Share

Pertanyaan Tuan Oya

Dia menyesap dalam-dalam rokok yang tersemat di antara dua bibirnya. Pandangannya tak bisa bergeser dari si gadis yang sudah tertidur.

"Bagaimana dengan hasil dari forensik?" tanyanya setelah memindahkan rokok ke piring kecil di atas meja.

"Tidak ada sidik jari lain yang ditinggalkan di tubuh Keiko, Bos. Hasil akan dilaporkan ke media besok pagi dengan peryatakan bunuh diri," jawab dari orang dari seberang sana.

"Sangat lucu." Si bos menarik sebelah ujung bibirnya.

"Periksa tentang tanda salib yang gadis itu katakan."

"Baik, Bos."

***

Pukul lima pagi. Airi terbangun kembali setelah sempat bangun hanya untuk meminum sup penghilang pengar dari si pemilik rumah tempatnya tidur.

"Sudah pagi dan aku harus bangun," ucapnya.

Airi turun dari ranjang besar dengan seprai putih bersih. Kakinya melangkah keluar dari kamar itu.

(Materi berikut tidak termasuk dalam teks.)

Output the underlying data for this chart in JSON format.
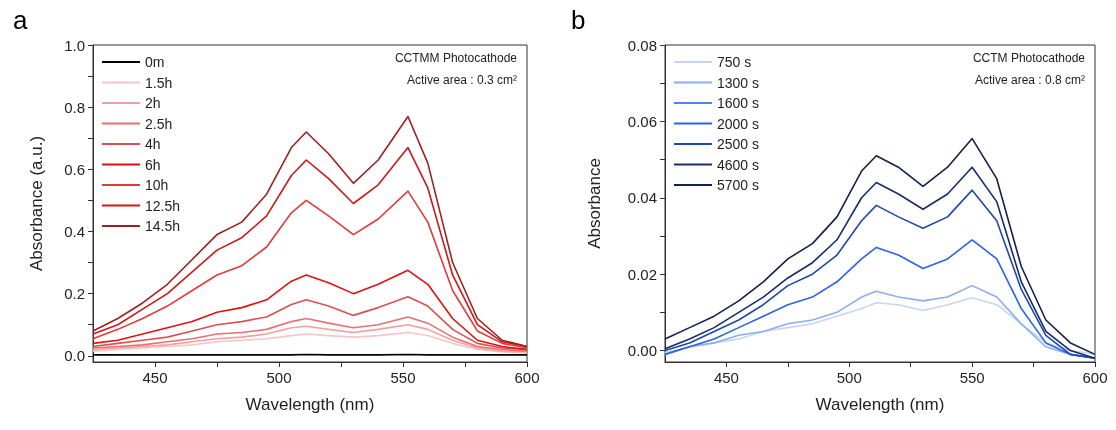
{
  "chart_data": [
    {
      "type": "line",
      "title": "a",
      "xlabel": "Wavelength (nm)",
      "ylabel": "Absorbance (a.u.)",
      "annotations": [
        "CCTMM Photocathode",
        "Active area : 0.3 cm²"
      ],
      "legend": "top left",
      "grid": false,
      "xlim": [
        425,
        600
      ],
      "xticks": [
        450,
        {
          "value": 475,
          "label": null
        },
        500,
        {
          "value": 525,
          "label": null
        },
        550,
        {
          "value": 575,
          "label": null
        },
        600
      ],
      "ylim": [
        -0.02,
        1.0
      ],
      "yticks": [
        {
          "value": 0,
          "label": "0.0"
        },
        {
          "value": 0.1,
          "label": null
        },
        0.2,
        {
          "value": 0.3,
          "label": null
        },
        0.4,
        {
          "value": 0.5,
          "label": null
        },
        0.6,
        {
          "value": 0.7,
          "label": null
        },
        0.8,
        {
          "value": 0.9,
          "label": null
        },
        {
          "value": 1,
          "label": "1.0"
        }
      ],
      "x": [
        425,
        435,
        445,
        455,
        465,
        475,
        485,
        495,
        505,
        511,
        520,
        530,
        540,
        552,
        560,
        570,
        580,
        590,
        600
      ],
      "series": [
        {
          "name": "0m",
          "color": "#000000",
          "values": [
            0.003,
            0.003,
            0.003,
            0.003,
            0.003,
            0.003,
            0.003,
            0.003,
            0.003,
            0.004,
            0.003,
            0.003,
            0.003,
            0.004,
            0.003,
            0.003,
            0.003,
            0.003,
            0.003
          ]
        },
        {
          "name": "1.5h",
          "color": "#f7c6c6",
          "values": [
            0.015,
            0.02,
            0.025,
            0.03,
            0.035,
            0.045,
            0.05,
            0.055,
            0.065,
            0.07,
            0.065,
            0.06,
            0.065,
            0.075,
            0.065,
            0.04,
            0.02,
            0.012,
            0.01
          ]
        },
        {
          "name": "2h",
          "color": "#f0a0a0",
          "values": [
            0.02,
            0.025,
            0.03,
            0.035,
            0.045,
            0.055,
            0.06,
            0.07,
            0.09,
            0.095,
            0.085,
            0.075,
            0.085,
            0.1,
            0.085,
            0.05,
            0.025,
            0.015,
            0.012
          ]
        },
        {
          "name": "2.5h",
          "color": "#e87070",
          "values": [
            0.025,
            0.03,
            0.035,
            0.045,
            0.055,
            0.07,
            0.075,
            0.085,
            0.11,
            0.12,
            0.105,
            0.09,
            0.1,
            0.125,
            0.105,
            0.06,
            0.03,
            0.02,
            0.015
          ]
        },
        {
          "name": "4h",
          "color": "#dc5050",
          "values": [
            0.03,
            0.04,
            0.05,
            0.06,
            0.08,
            0.1,
            0.11,
            0.125,
            0.165,
            0.18,
            0.16,
            0.13,
            0.155,
            0.19,
            0.16,
            0.085,
            0.04,
            0.025,
            0.02
          ]
        },
        {
          "name": "6h",
          "color": "#e01010",
          "values": [
            0.04,
            0.05,
            0.07,
            0.09,
            0.11,
            0.14,
            0.155,
            0.18,
            0.24,
            0.26,
            0.235,
            0.2,
            0.23,
            0.275,
            0.23,
            0.12,
            0.05,
            0.03,
            0.02
          ]
        },
        {
          "name": "10h",
          "color": "#e03a3a",
          "values": [
            0.055,
            0.085,
            0.12,
            0.16,
            0.21,
            0.26,
            0.29,
            0.35,
            0.46,
            0.5,
            0.45,
            0.39,
            0.44,
            0.53,
            0.43,
            0.21,
            0.08,
            0.04,
            0.025
          ]
        },
        {
          "name": "12.5h",
          "color": "#cc1818",
          "values": [
            0.07,
            0.1,
            0.15,
            0.2,
            0.27,
            0.34,
            0.38,
            0.45,
            0.58,
            0.63,
            0.57,
            0.49,
            0.55,
            0.67,
            0.54,
            0.26,
            0.1,
            0.045,
            0.03
          ]
        },
        {
          "name": "14.5h",
          "color": "#9c2222",
          "values": [
            0.08,
            0.12,
            0.17,
            0.23,
            0.31,
            0.39,
            0.43,
            0.52,
            0.67,
            0.72,
            0.65,
            0.555,
            0.63,
            0.77,
            0.62,
            0.3,
            0.12,
            0.05,
            0.03
          ]
        }
      ]
    },
    {
      "type": "line",
      "title": "b",
      "xlabel": "Wavelength (nm)",
      "ylabel": "Absorbance",
      "annotations": [
        "CCTM Photocathode",
        "Active area : 0.8 cm²"
      ],
      "legend": "top left",
      "grid": false,
      "xlim": [
        425,
        600
      ],
      "xticks": [
        450,
        {
          "value": 475,
          "label": null
        },
        500,
        {
          "value": 525,
          "label": null
        },
        550,
        {
          "value": 575,
          "label": null
        },
        600
      ],
      "ylim": [
        -0.003,
        0.08
      ],
      "yticks": [
        {
          "value": 0,
          "label": "0.00"
        },
        {
          "value": 0.01,
          "label": null
        },
        {
          "value": 0.02,
          "label": "0.02"
        },
        {
          "value": 0.03,
          "label": null
        },
        {
          "value": 0.04,
          "label": "0.04"
        },
        {
          "value": 0.05,
          "label": null
        },
        {
          "value": 0.06,
          "label": "0.06"
        },
        {
          "value": 0.07,
          "label": null
        },
        {
          "value": 0.08,
          "label": "0.08"
        }
      ],
      "x": [
        425,
        435,
        445,
        455,
        465,
        475,
        485,
        495,
        505,
        511,
        520,
        530,
        540,
        550,
        560,
        570,
        580,
        590,
        600
      ],
      "series": [
        {
          "name": "750 s",
          "color": "#c5d6f5",
          "values": [
            -0.0005,
            0.001,
            0.002,
            0.003,
            0.005,
            0.006,
            0.007,
            0.009,
            0.011,
            0.0125,
            0.012,
            0.0105,
            0.012,
            0.0138,
            0.012,
            0.007,
            0.002,
            0.0,
            -0.001
          ]
        },
        {
          "name": "1300 s",
          "color": "#8aaef0",
          "values": [
            -0.001,
            0.001,
            0.002,
            0.004,
            0.005,
            0.007,
            0.008,
            0.01,
            0.014,
            0.0155,
            0.014,
            0.013,
            0.014,
            0.017,
            0.014,
            0.007,
            0.001,
            -0.001,
            -0.002
          ]
        },
        {
          "name": "1600 s",
          "color": "#4f86ee",
          "values": [
            null,
            null,
            null,
            null,
            null,
            null,
            null,
            null,
            null,
            null,
            null,
            null,
            null,
            null,
            null,
            null,
            null,
            null,
            null
          ]
        },
        {
          "name": "2000 s",
          "color": "#2a64e6",
          "values": [
            -0.001,
            0.001,
            0.003,
            0.006,
            0.009,
            0.012,
            0.014,
            0.018,
            0.024,
            0.027,
            0.025,
            0.0215,
            0.024,
            0.029,
            0.024,
            0.011,
            0.002,
            -0.001,
            -0.002
          ]
        },
        {
          "name": "2500 s",
          "color": "#1f48ae",
          "values": [
            0.0,
            0.002,
            0.005,
            0.008,
            0.012,
            0.017,
            0.02,
            0.025,
            0.034,
            0.038,
            0.035,
            0.032,
            0.035,
            0.042,
            0.034,
            0.016,
            0.004,
            -0.001,
            -0.002
          ]
        },
        {
          "name": "4600 s",
          "color": "#182c6c",
          "values": [
            0.0005,
            0.003,
            0.006,
            0.01,
            0.014,
            0.019,
            0.023,
            0.029,
            0.04,
            0.044,
            0.041,
            0.037,
            0.041,
            0.048,
            0.039,
            0.018,
            0.005,
            0.0,
            -0.002
          ]
        },
        {
          "name": "5700 s",
          "color": "#14204e",
          "values": [
            0.003,
            0.006,
            0.009,
            0.013,
            0.018,
            0.024,
            0.028,
            0.035,
            0.047,
            0.051,
            0.048,
            0.043,
            0.048,
            0.0555,
            0.045,
            0.022,
            0.008,
            0.002,
            -0.001
          ]
        }
      ]
    }
  ]
}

"Pagi ini pers akan mengumumkan kematian Keiko, dan—"

"Kalian mengenal Keiko?" Gadis itu keluar dengan hanya mengenakan baju dalamnya saja. Sangat tipis.

Tuan Oya segera bangkit dan berjalan cepat menghampiri si gadis. "Kamu tau Eri, aku tidak suka berbagi," bisiknya seraya mengalihkan jas yang dikenakan ke tubuh kecil Airi.

"Apa aku boleh bergabung bersama kalian?" tanya Airi penuh harap. Menatap tepat ke bola mata Tuan Oya.

Mata gadis itu tidak berbohong jika menginginkan sekutu. Dia tidak boleh dianggap pelaku hanya karena jejak menghubungi terakhir ada pada kontak miliknya.

Tuan Oya memberikan anggukan tipis. Lantas membimbing si gadis untuk mengikutinya. Tangan Airi terus saja meme

"Tetap lah berada di dekatku," ucap Tuan Oya yang meminta Airi duduk pada kursi di dekatnya.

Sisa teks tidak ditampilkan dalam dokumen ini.